Isn't it?
Or more precisely, it’s a great time not to be in the ad business.

The Wall Street Journal gave faint praise today to the fortunes of WPP Group’s stock, which it called shares to be snapped up by investors with a “strong stomach looking to buy some advertising exposure.”
And why is WPP so "hot?" It's because the conglomerate is not as exposed to advertising like rivals Omnicom and Interpublic. WPP’s genius CEO, Martin Sorrell, gets 60 percent of revenues from businesses such as PR, market research and direct mail.
Sir Martin may be challenged to pay off the more-than-$900M "bridge loan" used to bankroll his TNS deal. But that is another story.

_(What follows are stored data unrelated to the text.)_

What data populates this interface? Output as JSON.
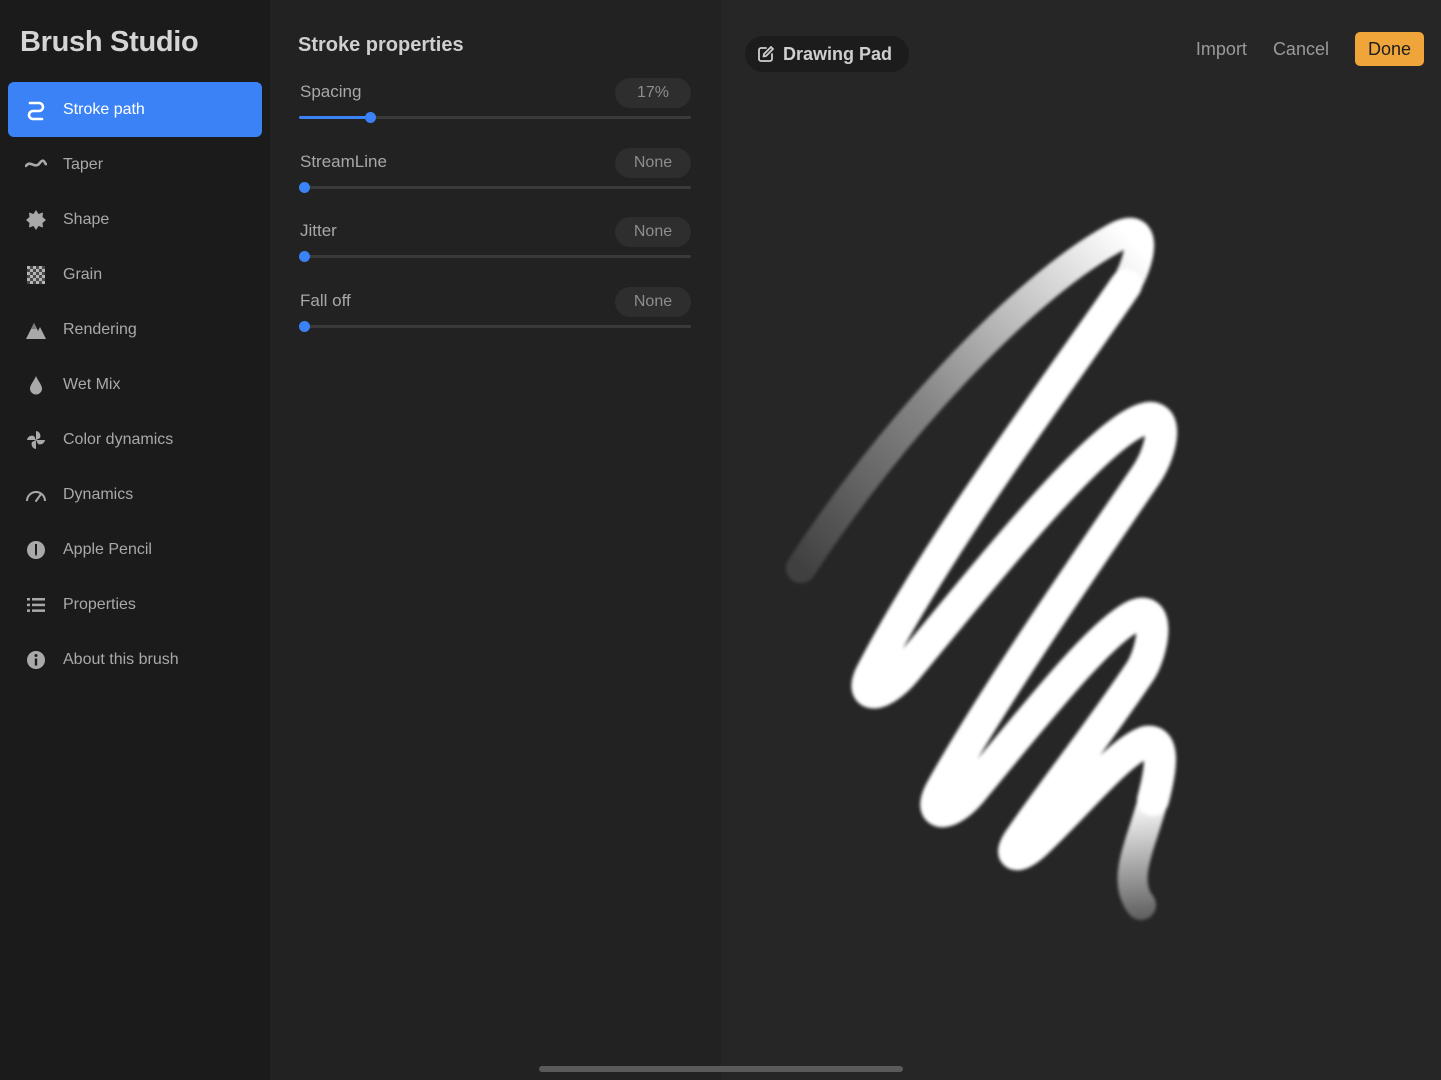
{
  "sidebar": {
    "title": "Brush Studio",
    "items": [
      {
        "label": "Stroke path",
        "icon": "stroke-path-icon",
        "active": true
      },
      {
        "label": "Taper",
        "icon": "taper-icon",
        "active": false
      },
      {
        "label": "Shape",
        "icon": "shape-icon",
        "active": false
      },
      {
        "label": "Grain",
        "icon": "grain-icon",
        "active": false
      },
      {
        "label": "Rendering",
        "icon": "rendering-icon",
        "active": false
      },
      {
        "label": "Wet Mix",
        "icon": "wet-mix-icon",
        "active": false
      },
      {
        "label": "Color dynamics",
        "icon": "color-dynamics-icon",
        "active": false
      },
      {
        "label": "Dynamics",
        "icon": "dynamics-icon",
        "active": false
      },
      {
        "label": "Apple Pencil",
        "icon": "apple-pencil-icon",
        "active": false
      },
      {
        "label": "Properties",
        "icon": "properties-icon",
        "active": false
      },
      {
        "label": "About this brush",
        "icon": "info-icon",
        "active": false
      }
    ]
  },
  "panel": {
    "title": "Stroke properties",
    "settings": [
      {
        "label": "Spacing",
        "value": "17%",
        "level": 0.18
      },
      {
        "label": "StreamLine",
        "value": "None",
        "level": 0
      },
      {
        "label": "Jitter",
        "value": "None",
        "level": 0
      },
      {
        "label": "Fall off",
        "value": "None",
        "level": 0
      }
    ]
  },
  "pad": {
    "label": "Drawing Pad",
    "import_label": "Import",
    "cancel_label": "Cancel",
    "done_label": "Done"
  },
  "colors": {
    "accent": "#3b82f6",
    "done": "#f0a53a"
  }
}
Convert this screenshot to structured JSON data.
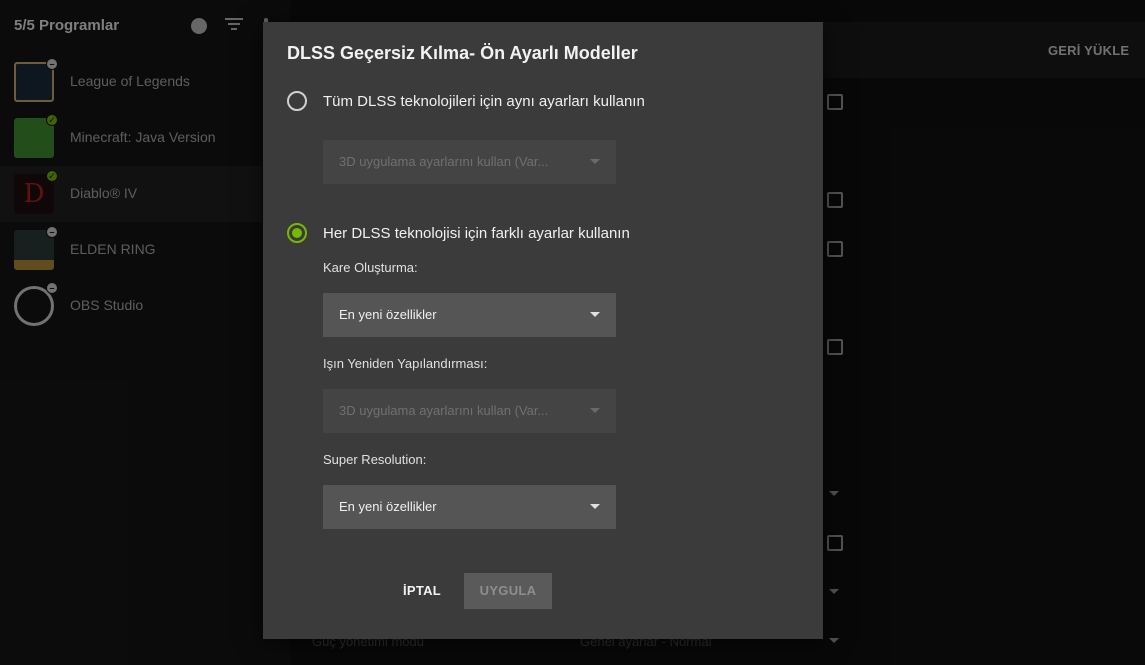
{
  "sidebar": {
    "title": "5/5 Programlar",
    "programs": [
      {
        "name": "League of Legends",
        "badge": "minus",
        "color": "#c8aa6e"
      },
      {
        "name": "Minecraft: Java Version",
        "badge": "check",
        "color": "#3f8f2f"
      },
      {
        "name": "Diablo® IV",
        "badge": "check",
        "color": "#8a1a1a"
      },
      {
        "name": "ELDEN RING",
        "badge": "minus",
        "color": "#b08a3a"
      },
      {
        "name": "OBS Studio",
        "badge": "minus",
        "color": "#2a2a2a"
      }
    ]
  },
  "main": {
    "restore_label": "GERİ YÜKLE",
    "bg_row_left": "Güç yönetimi modu",
    "bg_row_right": "Genel ayarlar - Normal"
  },
  "modal": {
    "title": "DLSS Geçersiz Kılma- Ön Ayarlı Modeller",
    "option_same": "Tüm DLSS teknolojileri için aynı ayarları kullanın",
    "option_same_select": "3D uygulama ayarlarını kullan (Var...",
    "option_different": "Her DLSS teknolojisi için farklı ayarlar kullanın",
    "frame_gen_label": "Kare Oluşturma:",
    "frame_gen_value": "En yeni özellikler",
    "ray_label": "Işın Yeniden Yapılandırması:",
    "ray_value": "3D uygulama ayarlarını kullan (Var...",
    "sr_label": "Super Resolution:",
    "sr_value": "En yeni özellikler",
    "cancel_label": "İPTAL",
    "apply_label": "UYGULA"
  },
  "colors": {
    "accent": "#76b900",
    "modal_bg": "#3b3b3b"
  }
}
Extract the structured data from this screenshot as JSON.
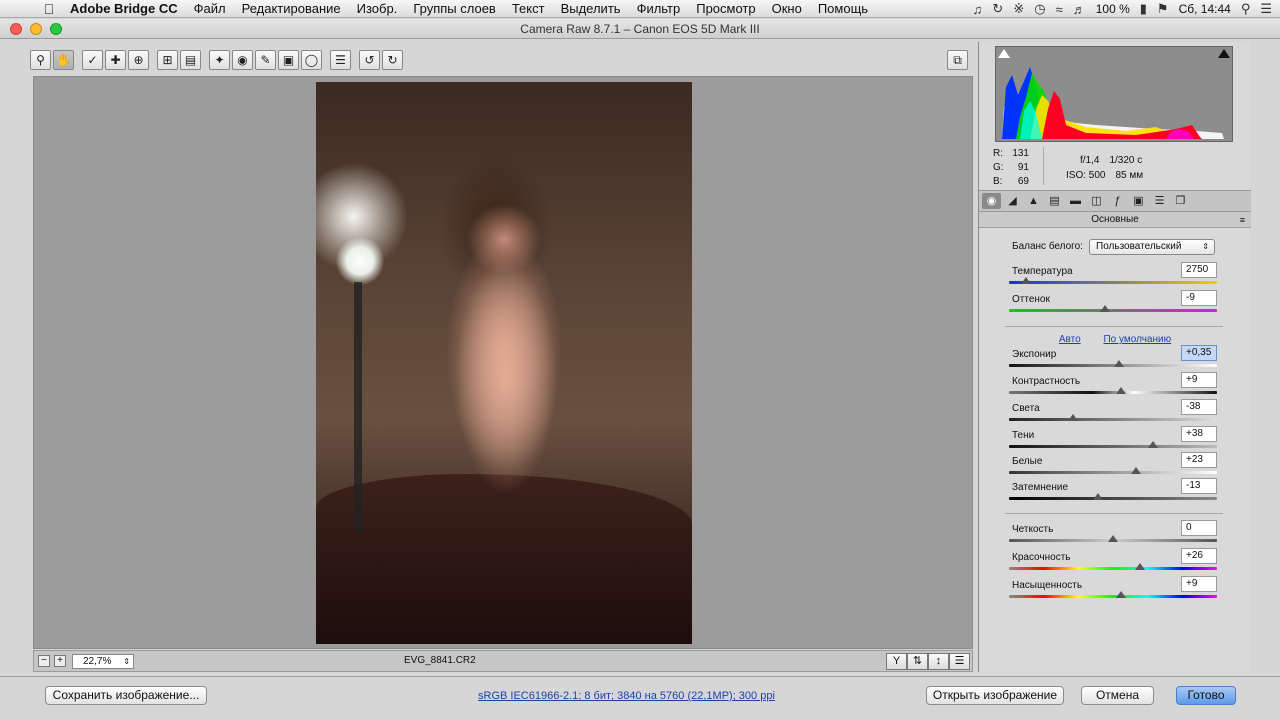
{
  "menubar": {
    "app_name": "Adobe Bridge CC",
    "items": [
      "Файл",
      "Редактирование",
      "Изобр.",
      "Группы слоев",
      "Текст",
      "Выделить",
      "Фильтр",
      "Просмотр",
      "Окно",
      "Помощь"
    ],
    "battery": "100 %",
    "clock": "Сб, 14:44"
  },
  "window": {
    "title": "Camera Raw 8.7.1  –  Canon EOS 5D Mark III"
  },
  "preview": {
    "zoom": "22,7%",
    "filename": "EVG_8841.CR2"
  },
  "readout": {
    "r_label": "R:",
    "r_value": "131",
    "g_label": "G:",
    "g_value": "91",
    "b_label": "B:",
    "b_value": "69",
    "aperture": "f/1,4",
    "shutter": "1/320 с",
    "iso": "ISO: 500",
    "focal": "85 мм"
  },
  "panel": {
    "section_title": "Основные",
    "wb_label": "Баланс белого:",
    "wb_value": "Пользовательский",
    "link_auto": "Авто",
    "link_default": "По умолчанию",
    "sliders": [
      {
        "label": "Температура",
        "value": "2750",
        "pos": 0.08
      },
      {
        "label": "Оттенок",
        "value": "-9",
        "pos": 0.46
      },
      {
        "label": "Экспонир",
        "value": "+0,35",
        "pos": 0.53,
        "highlight": true
      },
      {
        "label": "Контрастность",
        "value": "+9",
        "pos": 0.54
      },
      {
        "label": "Света",
        "value": "-38",
        "pos": 0.31
      },
      {
        "label": "Тени",
        "value": "+38",
        "pos": 0.69
      },
      {
        "label": "Белые",
        "value": "+23",
        "pos": 0.61
      },
      {
        "label": "Затемнение",
        "value": "-13",
        "pos": 0.43
      },
      {
        "label": "Четкость",
        "value": "0",
        "pos": 0.5
      },
      {
        "label": "Красочность",
        "value": "+26",
        "pos": 0.63
      },
      {
        "label": "Насыщенность",
        "value": "+9",
        "pos": 0.54
      }
    ]
  },
  "bottom": {
    "save_label": "Сохранить изображение...",
    "info_link": "sRGB IEC61966-2.1; 8 бит; 3840 на 5760 (22,1MP); 300 ppi",
    "open_label": "Открыть изображение",
    "cancel_label": "Отмена",
    "done_label": "Готово"
  },
  "colors": {
    "accent_blue": "#5e9ae8",
    "link_blue": "#1f3fae",
    "preview_bg": "#9c9c9c"
  }
}
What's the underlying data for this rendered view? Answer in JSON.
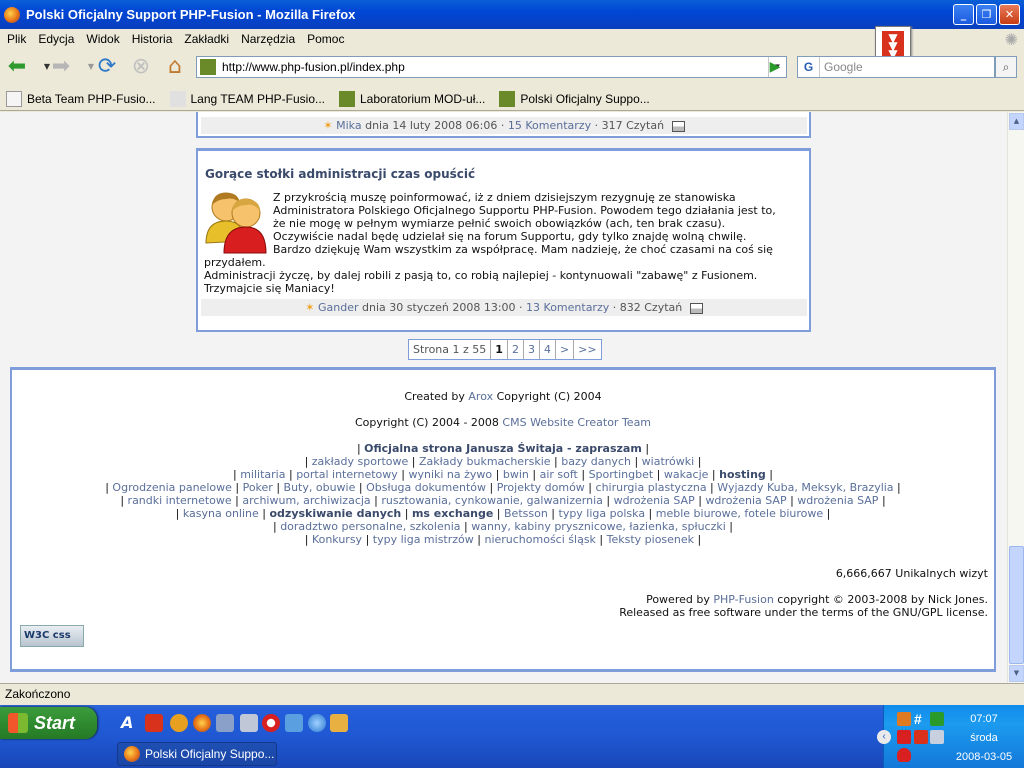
{
  "window": {
    "title": "Polski Oficjalny Support PHP-Fusion - Mozilla Firefox"
  },
  "menu": [
    "Plik",
    "Edycja",
    "Widok",
    "Historia",
    "Zakładki",
    "Narzędzia",
    "Pomoc"
  ],
  "navbar": {
    "url": "http://www.php-fusion.pl/index.php",
    "search_placeholder": "Google"
  },
  "bookmarks": [
    {
      "label": "Beta Team PHP-Fusio...",
      "color": "#f5f5f5"
    },
    {
      "label": "Lang TEAM PHP-Fusio...",
      "color": "#e0e0e0"
    },
    {
      "label": "Laboratorium MOD-uł...",
      "color": "#6a8a2a"
    },
    {
      "label": "Polski Oficjalny Suppo...",
      "color": "#6a8a2a"
    }
  ],
  "prev_news": {
    "footer_author": "Mika",
    "footer_date": "dnia 14 luty 2008 06:06",
    "footer_comments": "15 Komentarzy",
    "footer_reads": "317 Czytań"
  },
  "news": {
    "title": "Gorące stołki administracji czas opuścić",
    "body": [
      "Z przykrością muszę poinformować, iż z dniem dzisiejszym rezygnuję ze stanowiska",
      "Administratora Polskiego Oficjalnego Supportu PHP-Fusion. Powodem tego działania jest to,",
      "że nie mogę w pełnym wymiarze pełnić swoich obowiązków (ach, ten brak czasu).",
      "Oczywiście nadal będę udzielał się na forum Supportu, gdy tylko znajdę wolną chwilę.",
      "Bardzo dziękuję Wam wszystkim za współpracę. Mam nadzieję, że choć czasami na coś się"
    ],
    "body_full": [
      "przydałem.",
      "Administracji życzę, by dalej robili z pasją to, co robią najlepiej - kontynuowali \"zabawę\" z Fusionem.",
      "Trzymajcie się Maniacy!"
    ],
    "footer_author": "Gander",
    "footer_date": "dnia 30 styczeń 2008 13:00",
    "footer_comments": "13 Komentarzy",
    "footer_reads": "832 Czytań"
  },
  "pager": {
    "label": "Strona 1 z 55",
    "pages": [
      "1",
      "2",
      "3",
      "4",
      ">",
      ">>"
    ]
  },
  "footer": {
    "created_prefix": "Created by",
    "created_link": "Arox",
    "created_suffix": "Copyright (C) 2004",
    "copy_prefix": "Copyright (C) 2004 - 2008",
    "copy_link": "CMS Website Creator Team",
    "ad_line1": "Oficjalna strona Janusza Świtaja - zapraszam",
    "ad_line2": [
      "zakłady sportowe",
      "Zakłady bukmacherskie",
      "bazy danych",
      "wiatrówki"
    ],
    "ad_line3": [
      "militaria",
      "portal internetowy",
      "wyniki na żywo",
      "bwin",
      "air soft",
      "Sportingbet",
      "wakacje",
      "hosting"
    ],
    "ad_line4": [
      "Ogrodzenia panelowe",
      "Poker",
      "Buty, obuwie",
      "Obsługa dokumentów",
      "Projekty domów",
      "chirurgia plastyczna",
      "Wyjazdy Kuba, Meksyk, Brazylia"
    ],
    "ad_line5": [
      "randki internetowe",
      "archiwum, archiwizacja",
      "rusztowania, cynkowanie, galwanizernia",
      "wdrożenia SAP",
      "wdrożenia SAP",
      "wdrożenia SAP"
    ],
    "ad_line6": [
      "kasyna online",
      "odzyskiwanie danych",
      "ms exchange",
      "Betsson",
      "typy liga polska",
      "meble biurowe, fotele biurowe"
    ],
    "ad_line7": [
      "doradztwo personalne, szkolenia",
      "wanny, kabiny prysznicowe, łazienka, spłuczki"
    ],
    "ad_line8": [
      "Konkursy",
      "typy liga mistrzów",
      "nieruchomości śląsk",
      "Teksty piosenek"
    ],
    "visits": "6,666,667 Unikalnych wizyt",
    "powered_prefix": "Powered by",
    "powered_link": "PHP-Fusion",
    "powered_suffix": "copyright © 2003-2008 by Nick Jones.",
    "license": "Released as free software under the terms of the GNU/GPL license.",
    "w3c": "W3C css"
  },
  "status": "Zakończono",
  "taskbar": {
    "start": "Start",
    "task": "Polski Oficjalny Suppo...",
    "time": "07:07",
    "day": "środa",
    "date": "2008-03-05"
  }
}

My bet is the notion that PR tops advertising during a downturn is based on a certain amount of wishful thinking. PR's advantages are built on effectiveness, cheapness and the ability to target influencers. There is no comparison however between the ability of advertising and PR to drive the economy. Ad spending is gauged in dollars; PR outlays are measured in dimes.
PR's rosier future, relative to advertising, must be taken with a handful of salt. The recently released O’Dwyer '08 rankings of PR firms showed many "downers" for the year. Execs candidly told us they yanked the numbers because they were dismal.
To me, that is a sign of weakness that clients and potential clients should take note of. The 51 dropouts including George Regan’s firm in Boston; Lippert/Heilshorn and HealthStar in New York, and Jackson Spalding in Atlanta. [There are heroes such as San Francisco's Sam Singer. He joined the '08 rankings despite reporting a nine percent decline in fees at Singer Associates to $5.6M.]
The PR business tanked during Q3 in '08. The economy hasn't perked up much since the slide began. Keep those champagne bottles corked.